- Developer: Black Forest Games
- Publisher: EuroVideo Medien
- Composer: Chris Huelsbeck ;
- Series: Giana Sisters
- Platforms: PlayStation 4, Xbox One, Windows
- Release: August 19, 2015 (PS4, XBO) August 26, 2015 (PC)
- Genres: Platformer, Racing game
- Mode: Multiplayer

= Giana Sisters: Dream Runners =

2015 video game

Giana Sisters: Dream Runners is a platformer and racing game that is part of the Giana Sisters series. It was developed by Black Forest Games and published by EuroVideo Medien. The game was released on August 19, 2015 for PlayStation 4 and Xbox One, and on August 26, 2015 for Windows. The game, which resembles a clone of SpeedRunners, involves 4 players racing on a 2.5D track through fantasy locales.
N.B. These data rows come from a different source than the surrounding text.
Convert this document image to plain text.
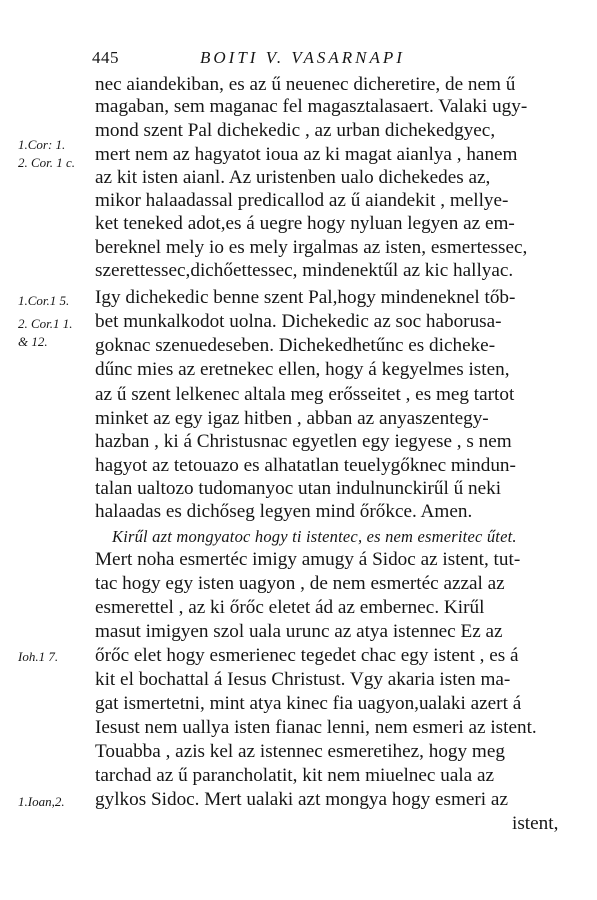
445	BOITI V. VASARNAPI
1.Cor: 1.
2. Cor. 1 c.
1.Cor.1 5.
2. Cor.1 1.
& 12.
Ioh.1 7.
1.Ioan,2.
nec aiandekiban, es az ű neuenec dicheretire, de nem ű
magaban, sem maganac fel magasztalasaert. Valaki ugy-
mond szent Pal dichekedic , az urban dichekedgyec,
mert nem az hagyatot ioua az ki magat aianlya , hanem
az kit isten aianl. Az uristenben ualo dichekedes az,
mikor halaadassal predicallod az ű aiandekit , mellye-
ket teneked adot,es á uegre hogy nyluan legyen az em-
bereknel mely io es mely irgalmas az isten, esmertessec,
szerettessec,dichőettessec, mindenektűl az kic hallyac.
Igy dichekedic benne szent Pal,hogy mindeneknel tőb-
bet munkalkodot uolna. Dichekedic az soc haborusa-
goknac szenuedeseben. Dichekedhetűnc es dicheke-
dűnc mies az eretnekec ellen, hogy á kegyelmes isten,
az ű szent lelkenec altala meg erősseitet , es meg tartot
minket az egy igaz hitben , abban az anyaszentegy-
hazban , ki á Christusnac egyetlen egy iegyese , s nem
hagyot az tetouazo es alhatatlan teuelygőknec mindun-
talan ualtozo tudomanyoc utan indulnunckirűl ű neki
halaadas es dichőseg legyen mind őrőkce. Amen.
Kirűl azt mongyatoc hogy ti istentec, es nem esmeritec űtet.
Mert noha esmertéc imigy amugy á Sidoc az istent, tut-
tac hogy egy isten uagyon , de nem esmertéc azzal az
esmerettel , az ki őrőc eletet ád az embernec. Kirűl
masut imigyen szol uala urunc az atya istennec Ez az
őrőc elet hogy esmerienec tegedet chac egy istent , es á
kit el bochattal á Iesus Christust. Vgy akaria isten ma-
gat ismertetni, mint atya kinec fia uagyon,ualaki azert á
Iesust nem uallya isten fianac lenni, nem esmeri az istent.
Touabba , azis kel az istennec esmeretihez, hogy meg
tarchad az ű parancholatit, kit nem miuelnec uala az
gylkos Sidoc. Mert ualaki azt mongya hogy esmeri az
istent,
Unlike its predecessor, Giana Sisters: Twisted Dreams, it was poorly received by critics, who said that it had potential, but failed to live up to it.

== Reception ==
C. Schilling of GamesRadar+ rated the game very poorly, calling it one of the worst games of 2015. While he called the idea "solid", he noted that "none of it works", and that the poor level design caused them to fail as both platform stages and race tracks at once. He said that the game was better in local multiplayer, but still did not recommend it. Adam Ramsey of Push Square called it "a hot mess to play", and Play4 magazine also rated it poorly.